A Milwaukee County, Michigan judge has denied a biological father a share of the wrongful death proceeds awarded in a suit brought by the mother of a 25 year-old man who died in a mental health facility back in 2012.

 Alicia Johnson, 48, argued that the biological father, 53 year-old Marcus Crumble, her first cousin, didn’t deserve a cent because he raped her when she was 15 and never helped financially with the son who was born as a result of that rape.

Circuit Judge David Borowski agreed with her, writing,

“The Court has seen far too many absent fathers in this community. Out of wedlock births, where a ‘father’ both literally and figuratively abandons a child are a scourge.

“Under the tragic facts and circumstances of this case, including the fact that Mr. Crumble committed both statutory rape and incest, this Court will not allow a six-figure windfall to be awarded to Mr. Crumble.”

However, Crumble was awarded the amount he chipped in for the funeral.
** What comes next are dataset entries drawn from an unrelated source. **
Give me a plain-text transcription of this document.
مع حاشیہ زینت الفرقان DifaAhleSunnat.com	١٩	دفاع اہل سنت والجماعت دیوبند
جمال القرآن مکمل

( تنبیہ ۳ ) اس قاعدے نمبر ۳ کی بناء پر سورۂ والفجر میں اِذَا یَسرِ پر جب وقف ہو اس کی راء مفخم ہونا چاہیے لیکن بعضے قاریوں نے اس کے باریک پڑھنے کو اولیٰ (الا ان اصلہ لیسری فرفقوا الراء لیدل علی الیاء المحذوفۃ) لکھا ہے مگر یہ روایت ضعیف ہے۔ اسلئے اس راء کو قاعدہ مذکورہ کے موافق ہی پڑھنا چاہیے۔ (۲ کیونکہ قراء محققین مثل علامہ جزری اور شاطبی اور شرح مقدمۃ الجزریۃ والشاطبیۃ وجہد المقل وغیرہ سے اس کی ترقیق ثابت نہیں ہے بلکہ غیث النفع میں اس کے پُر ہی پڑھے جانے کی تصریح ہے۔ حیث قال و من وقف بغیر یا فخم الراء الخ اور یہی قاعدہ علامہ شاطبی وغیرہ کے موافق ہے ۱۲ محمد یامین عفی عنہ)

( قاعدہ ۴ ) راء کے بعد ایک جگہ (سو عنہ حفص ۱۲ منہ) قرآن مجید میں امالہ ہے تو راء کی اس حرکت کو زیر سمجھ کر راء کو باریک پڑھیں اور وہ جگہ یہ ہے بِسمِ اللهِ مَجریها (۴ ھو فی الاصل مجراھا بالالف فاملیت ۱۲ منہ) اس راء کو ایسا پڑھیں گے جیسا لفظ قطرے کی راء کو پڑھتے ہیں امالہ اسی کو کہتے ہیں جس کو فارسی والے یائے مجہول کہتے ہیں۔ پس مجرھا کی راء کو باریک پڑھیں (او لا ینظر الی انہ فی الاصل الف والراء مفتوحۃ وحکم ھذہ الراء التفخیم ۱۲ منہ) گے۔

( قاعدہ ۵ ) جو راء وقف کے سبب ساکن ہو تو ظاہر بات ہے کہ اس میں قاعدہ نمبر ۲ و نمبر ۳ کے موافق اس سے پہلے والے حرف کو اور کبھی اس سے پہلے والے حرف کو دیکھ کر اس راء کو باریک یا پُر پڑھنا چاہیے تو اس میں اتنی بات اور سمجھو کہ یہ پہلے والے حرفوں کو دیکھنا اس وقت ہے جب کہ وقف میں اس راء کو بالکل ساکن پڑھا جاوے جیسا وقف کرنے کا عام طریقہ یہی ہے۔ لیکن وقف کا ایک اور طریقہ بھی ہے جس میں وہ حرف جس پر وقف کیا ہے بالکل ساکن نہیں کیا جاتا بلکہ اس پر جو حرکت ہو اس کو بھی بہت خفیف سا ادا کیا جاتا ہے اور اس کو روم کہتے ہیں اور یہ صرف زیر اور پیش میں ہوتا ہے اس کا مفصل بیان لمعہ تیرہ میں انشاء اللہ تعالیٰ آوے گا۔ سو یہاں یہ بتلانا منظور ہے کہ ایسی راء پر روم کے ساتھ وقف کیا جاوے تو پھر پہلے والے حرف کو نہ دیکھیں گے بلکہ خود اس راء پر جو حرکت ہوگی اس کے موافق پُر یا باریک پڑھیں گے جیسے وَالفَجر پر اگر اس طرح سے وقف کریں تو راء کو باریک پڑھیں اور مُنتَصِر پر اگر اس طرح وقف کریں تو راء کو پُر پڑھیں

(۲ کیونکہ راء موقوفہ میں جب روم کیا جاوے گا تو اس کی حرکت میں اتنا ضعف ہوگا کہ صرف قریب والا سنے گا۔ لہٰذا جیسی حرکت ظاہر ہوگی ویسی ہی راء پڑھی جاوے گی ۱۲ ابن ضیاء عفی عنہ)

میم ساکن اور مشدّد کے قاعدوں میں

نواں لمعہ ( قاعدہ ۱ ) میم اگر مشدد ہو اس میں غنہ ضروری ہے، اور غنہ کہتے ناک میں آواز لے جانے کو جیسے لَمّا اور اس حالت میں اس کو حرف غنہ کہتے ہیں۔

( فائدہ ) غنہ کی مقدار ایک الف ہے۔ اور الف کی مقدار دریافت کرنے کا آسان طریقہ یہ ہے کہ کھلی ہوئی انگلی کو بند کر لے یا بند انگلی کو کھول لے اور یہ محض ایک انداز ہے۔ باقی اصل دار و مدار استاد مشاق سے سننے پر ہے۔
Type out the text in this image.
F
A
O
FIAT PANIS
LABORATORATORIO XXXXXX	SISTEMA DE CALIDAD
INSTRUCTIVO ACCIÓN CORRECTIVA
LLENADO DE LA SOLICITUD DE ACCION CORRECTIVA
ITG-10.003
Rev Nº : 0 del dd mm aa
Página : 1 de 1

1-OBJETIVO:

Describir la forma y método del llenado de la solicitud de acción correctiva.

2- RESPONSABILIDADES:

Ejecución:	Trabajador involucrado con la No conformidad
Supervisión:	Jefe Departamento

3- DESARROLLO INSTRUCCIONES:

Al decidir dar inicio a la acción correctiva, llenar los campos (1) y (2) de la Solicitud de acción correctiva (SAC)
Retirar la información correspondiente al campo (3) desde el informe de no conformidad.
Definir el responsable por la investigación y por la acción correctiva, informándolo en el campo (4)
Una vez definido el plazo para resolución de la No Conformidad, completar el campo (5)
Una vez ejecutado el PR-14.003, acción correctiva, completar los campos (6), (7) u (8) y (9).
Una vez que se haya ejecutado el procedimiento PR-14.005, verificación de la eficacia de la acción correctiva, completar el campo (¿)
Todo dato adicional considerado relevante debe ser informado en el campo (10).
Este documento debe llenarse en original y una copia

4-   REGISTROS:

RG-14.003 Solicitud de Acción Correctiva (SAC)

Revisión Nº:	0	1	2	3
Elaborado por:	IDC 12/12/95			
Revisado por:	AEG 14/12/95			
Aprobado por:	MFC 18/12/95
Crumble rekindled somewhat of a relationship with his son, Brandon Johnson, after he graduated  college.

 Borowski wrote, that anyone 18 years old could create a will and direct their estate not go to an abandoning parent. But noted that very few unmarried people without children under 30 actually create a will.

He wrote the equitable powers of the probate court allow him to find that allowing Crumble half of the settlement would amount to unjust enrichment.

Borowski ordered the estate’s special administrator to pay Crumble only the amount he spent for Brandon’s funeral, give half of the remaining $837,000 to Alicia Johnson, and keep the balance for 90 days, or longer if Crumble appeals.